Several technical options are available for rectal advancement flaps. Simple mucosal, partial or full-thickness flaps are described in the literature, and analyses concerning their possible healing failure have been reported [28]. The best results are described for full-thickness flaps [30]. The technique used in our patients was most similar to the partial thickness flap with moderate results. We prefer this technique to avoid major tissue defects and injuries to the sphincter.

Another common risk factor for postoperative healing disorders is nicotine abuse, especially in CD patients [29, 30]. Previous data showed that there was no influence of nicotine, even excessive smoking, on anal fistula recurrence [31, 32]. We did not assess this variable in our work. As this is a retrospective data analysis, this value was not fully documented and could therefore not be adequately assessed.

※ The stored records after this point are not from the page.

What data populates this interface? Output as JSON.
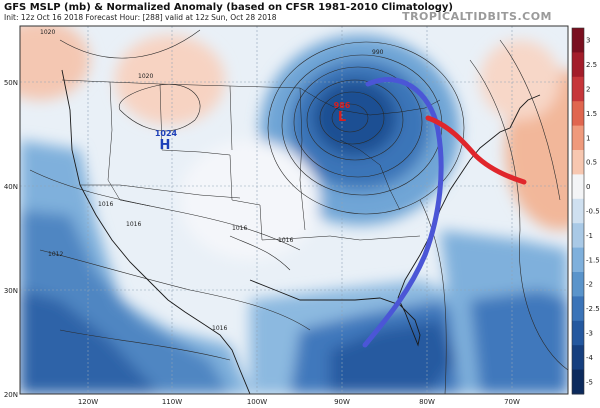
{
  "header": {
    "title": "GFS MSLP (mb) & Normalized Anomaly (based on CFSR 1981-2010 Climatology)",
    "init_line": "Init: 12z Oct 16 2018   Forecast Hour: [288]   valid at 12z Sun, Oct 28 2018",
    "brand": "TROPICALTIDBITS.COM"
  },
  "map": {
    "lat_labels": [
      "50N",
      "40N",
      "30N",
      "20N"
    ],
    "lon_labels": [
      "120W",
      "110W",
      "100W",
      "90W",
      "80W",
      "70W"
    ],
    "colorbar_ticks": [
      "3",
      "2.5",
      "2",
      "1.5",
      "1",
      "0.5",
      "0",
      "-0.5",
      "-1",
      "-1.5",
      "-2",
      "-2.5",
      "-3",
      "-4",
      "-5"
    ],
    "high_center": {
      "marker": "H",
      "pressure": "1024"
    },
    "low_center": {
      "marker": "L",
      "pressure": "986"
    },
    "contour_labels": [
      "1020",
      "1020",
      "1016",
      "1016",
      "1016",
      "1016",
      "1016",
      "1012",
      "990"
    ],
    "colors": {
      "strong_negative": "#1f4f93",
      "negative": "#5d95cb",
      "weak_negative": "#b9d4ea",
      "neutral": "#f2f5f8",
      "positive": "#f3c3ad",
      "cold_front": "#4b56d6",
      "warm_front": "#e0262b",
      "high_label": "#1c3fb8",
      "low_label": "#d61f1f"
    }
  }
}
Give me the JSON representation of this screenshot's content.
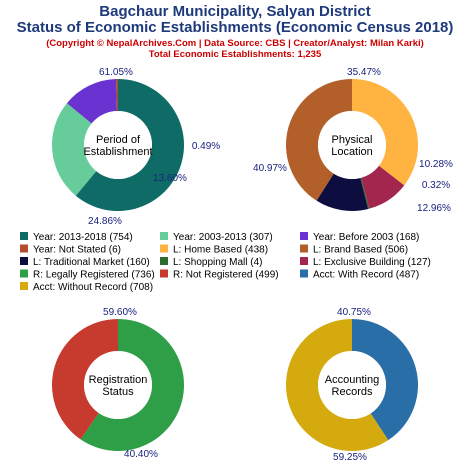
{
  "header": {
    "title_line1": "Bagchaur Municipality, Salyan District",
    "title_line2": "Status of Economic Establishments (Economic Census 2018)",
    "copyright": "(Copyright © NepalArchives.Com | Data Source: CBS | Creator/Analyst: Milan Karki)",
    "total": "Total Economic Establishments: 1,235"
  },
  "chart_data": [
    {
      "type": "pie",
      "title": "Period of Establishment",
      "center_label": [
        "Period of",
        "Establishment"
      ],
      "slices": [
        {
          "label": "Year: 2013-2018",
          "value": 754,
          "percent_label": "61.05%",
          "color": "#0f6b66"
        },
        {
          "label": "Year: 2003-2013",
          "value": 307,
          "percent_label": "24.86%",
          "color": "#66cc99"
        },
        {
          "label": "Year: Before 2003",
          "value": 168,
          "percent_label": "13.60%",
          "color": "#6a32d1"
        },
        {
          "label": "Year: Not Stated",
          "value": 6,
          "percent_label": "0.49%",
          "color": "#b34b2e"
        }
      ]
    },
    {
      "type": "pie",
      "title": "Physical Location",
      "center_label": [
        "Physical",
        "Location"
      ],
      "slices": [
        {
          "label": "L: Home Based",
          "value": 438,
          "percent_label": "35.47%",
          "color": "#ffb340"
        },
        {
          "label": "L: Exclusive Building",
          "value": 127,
          "percent_label": "10.28%",
          "color": "#a3264f"
        },
        {
          "label": "L: Shopping Mall",
          "value": 4,
          "percent_label": "0.32%",
          "color": "#2e6b2e"
        },
        {
          "label": "L: Traditional Market",
          "value": 160,
          "percent_label": "12.96%",
          "color": "#0d0d40"
        },
        {
          "label": "L: Brand Based",
          "value": 506,
          "percent_label": "40.97%",
          "color": "#b35f2a"
        }
      ]
    },
    {
      "type": "pie",
      "title": "Registration Status",
      "center_label": [
        "Registration",
        "Status"
      ],
      "slices": [
        {
          "label": "R: Legally Registered",
          "value": 736,
          "percent_label": "59.60%",
          "color": "#2e9e47"
        },
        {
          "label": "R: Not Registered",
          "value": 499,
          "percent_label": "40.40%",
          "color": "#c73a2e"
        }
      ]
    },
    {
      "type": "pie",
      "title": "Accounting Records",
      "center_label": [
        "Accounting",
        "Records"
      ],
      "slices": [
        {
          "label": "Acct: With Record",
          "value": 487,
          "percent_label": "40.75%",
          "color": "#2a6ea8"
        },
        {
          "label": "Acct: Without Record",
          "value": 708,
          "percent_label": "59.25%",
          "color": "#d4aa0f"
        }
      ]
    }
  ],
  "legend": [
    {
      "text": "Year: 2013-2018 (754)",
      "color": "#0f6b66"
    },
    {
      "text": "Year: 2003-2013 (307)",
      "color": "#66cc99"
    },
    {
      "text": "Year: Before 2003 (168)",
      "color": "#6a32d1"
    },
    {
      "text": "Year: Not Stated (6)",
      "color": "#b34b2e"
    },
    {
      "text": "L: Home Based (438)",
      "color": "#ffb340"
    },
    {
      "text": "L: Brand Based (506)",
      "color": "#b35f2a"
    },
    {
      "text": "L: Traditional Market (160)",
      "color": "#0d0d40"
    },
    {
      "text": "L: Shopping Mall (4)",
      "color": "#2e6b2e"
    },
    {
      "text": "L: Exclusive Building (127)",
      "color": "#a3264f"
    },
    {
      "text": "R: Legally Registered (736)",
      "color": "#2e9e47"
    },
    {
      "text": "R: Not Registered (499)",
      "color": "#c73a2e"
    },
    {
      "text": "Acct: With Record (487)",
      "color": "#2a6ea8"
    },
    {
      "text": "Acct: Without Record (708)",
      "color": "#d4aa0f"
    }
  ]
}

Rectovaginal fistulas are associated with healing disorders after anal fistula repair. Different studies have demonstrated this effect for different surgical therapies, such as internal and external flaps [15, 33]. In the case of persistent, complicating, or recurrent abscessing fistulation, proctectomy is necessary for some patients [34]. Indeed, rectovaginal fistulas occurred more frequently in CD patients in our study. However, our analyses showed that this factor did not affect the healing rate. Therefore, we believe that the inclusion of patients with rectovaginal fistulas is feasible and does not introduce a significant bias. Over the years, particularly difficult and complex rectovaginal fistulas have been treated more often with other surgical techniques, such as gracilis flaps, in our department. This phenomenon could explain the lower healing rates of rectovaginal fistulas after rectal advancement flaps in our study. It should also be mentioned that in addition to the increasing indication for primary gracilis flap in difficult and complex rectovaginal fistulas, at least in the case of a recurrence of a rectovaginal fistula, the gracilis flap should be used for fistula closure [35]. Furthermore, the application of transanal minimally invasive surgery (TAMIS) for advancement rectal flaps could improve the healing outcome even in difficult situations (such as high rectal fistulas) [36]. Treatment of anal fistula with gracilis flap or Martius flap was not assessed in this study but is planned for further work.

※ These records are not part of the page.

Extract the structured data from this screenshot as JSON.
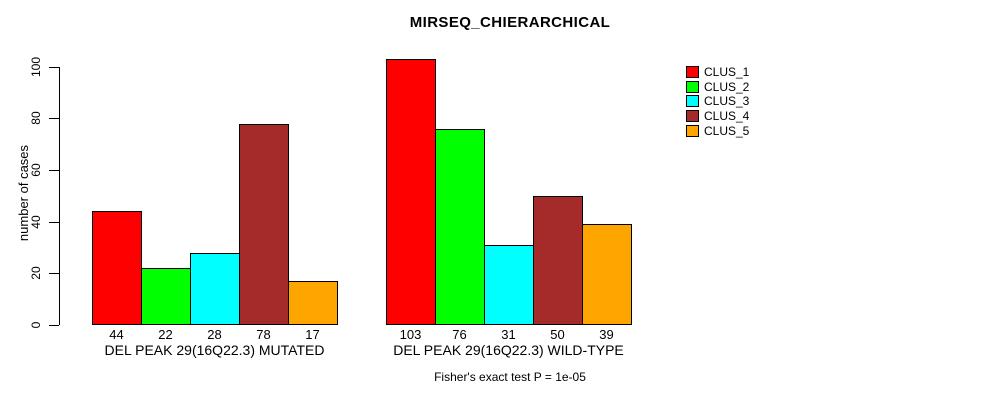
{
  "chart_data": {
    "type": "bar",
    "title": "MIRSEQ_CHIERARCHICAL",
    "ylabel": "number of cases",
    "xlabel": "",
    "ylim": [
      0,
      100
    ],
    "yticks": [
      0,
      20,
      40,
      60,
      80,
      100
    ],
    "grid": false,
    "legend_position": "top-right",
    "bar_value_labels_shown": true,
    "categories": [
      "DEL PEAK 29(16Q22.3) MUTATED",
      "DEL PEAK 29(16Q22.3) WILD-TYPE"
    ],
    "series": [
      {
        "name": "CLUS_1",
        "color": "#FF0000",
        "values": [
          44,
          103
        ]
      },
      {
        "name": "CLUS_2",
        "color": "#00FF00",
        "values": [
          22,
          76
        ]
      },
      {
        "name": "CLUS_3",
        "color": "#00FFFF",
        "values": [
          28,
          31
        ]
      },
      {
        "name": "CLUS_4",
        "color": "#A52A2A",
        "values": [
          78,
          50
        ]
      },
      {
        "name": "CLUS_5",
        "color": "#FFA500",
        "values": [
          17,
          39
        ]
      }
    ],
    "annotation": "Fisher's exact test P = 1e-05"
  },
  "colors": {
    "foreground": "#000000",
    "background": "#FFFFFF"
  }
}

Proximal bowel diversion was previously reported to be associated with lower recurrence rates after anal fistula surgery. However, studies do not agree on whether and when a positive effect can be achieved depending on the severity of the underlying disease [37, 38]. In our work, CD patients were more likely to have a protective stoma, but this did not affect the healing rate. It can therefore be assumed that other factors, such as the course of the fistula or the severity of Crohn's disease, may play a role in fistula healing.

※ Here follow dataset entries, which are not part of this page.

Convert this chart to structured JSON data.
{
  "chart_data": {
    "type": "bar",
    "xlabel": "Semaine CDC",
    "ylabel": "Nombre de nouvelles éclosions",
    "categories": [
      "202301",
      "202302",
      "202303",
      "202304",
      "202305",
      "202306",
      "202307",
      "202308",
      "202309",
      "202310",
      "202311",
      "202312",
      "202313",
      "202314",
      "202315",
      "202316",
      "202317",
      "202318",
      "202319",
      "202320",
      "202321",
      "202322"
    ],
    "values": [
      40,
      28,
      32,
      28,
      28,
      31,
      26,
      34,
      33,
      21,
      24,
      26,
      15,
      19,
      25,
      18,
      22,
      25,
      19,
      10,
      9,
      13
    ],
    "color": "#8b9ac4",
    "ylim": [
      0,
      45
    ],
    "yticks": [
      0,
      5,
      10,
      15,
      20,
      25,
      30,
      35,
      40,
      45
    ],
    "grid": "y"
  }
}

One limitation of the study is its retrospective nature. In addition, the heterogeneous group of patients, including CD and non-CD patients as well as patients with complex fistulas, seems to represent a further limitation. On one hand, we divided CD and non-CD patients and analysed these patients separately. On the other hand, complex fistulas are typical for CD patients and should therefore be specifically included in the analysis. Including all the patients above, it was possible to conduct a detailed analysis for rectal advancement flaps with a high number of patients achieving important results generally for anal fistula treatment, particularly CD patients. Furthermore, we did not perform a power analysis a priori, so we can only surmise whether the analysis is statistically powered. To the best of our knowledge, this study includes the greatest number of patients in total and CD patients in particular on this subject.

Conclusions

Patients with Crohn’s disease often present with complicated anal fistulas, increased immunosuppression, and ostomy. However, the healing rate after rectal advancement flap placement is similar to that of patients with cryptoglandular fistulas.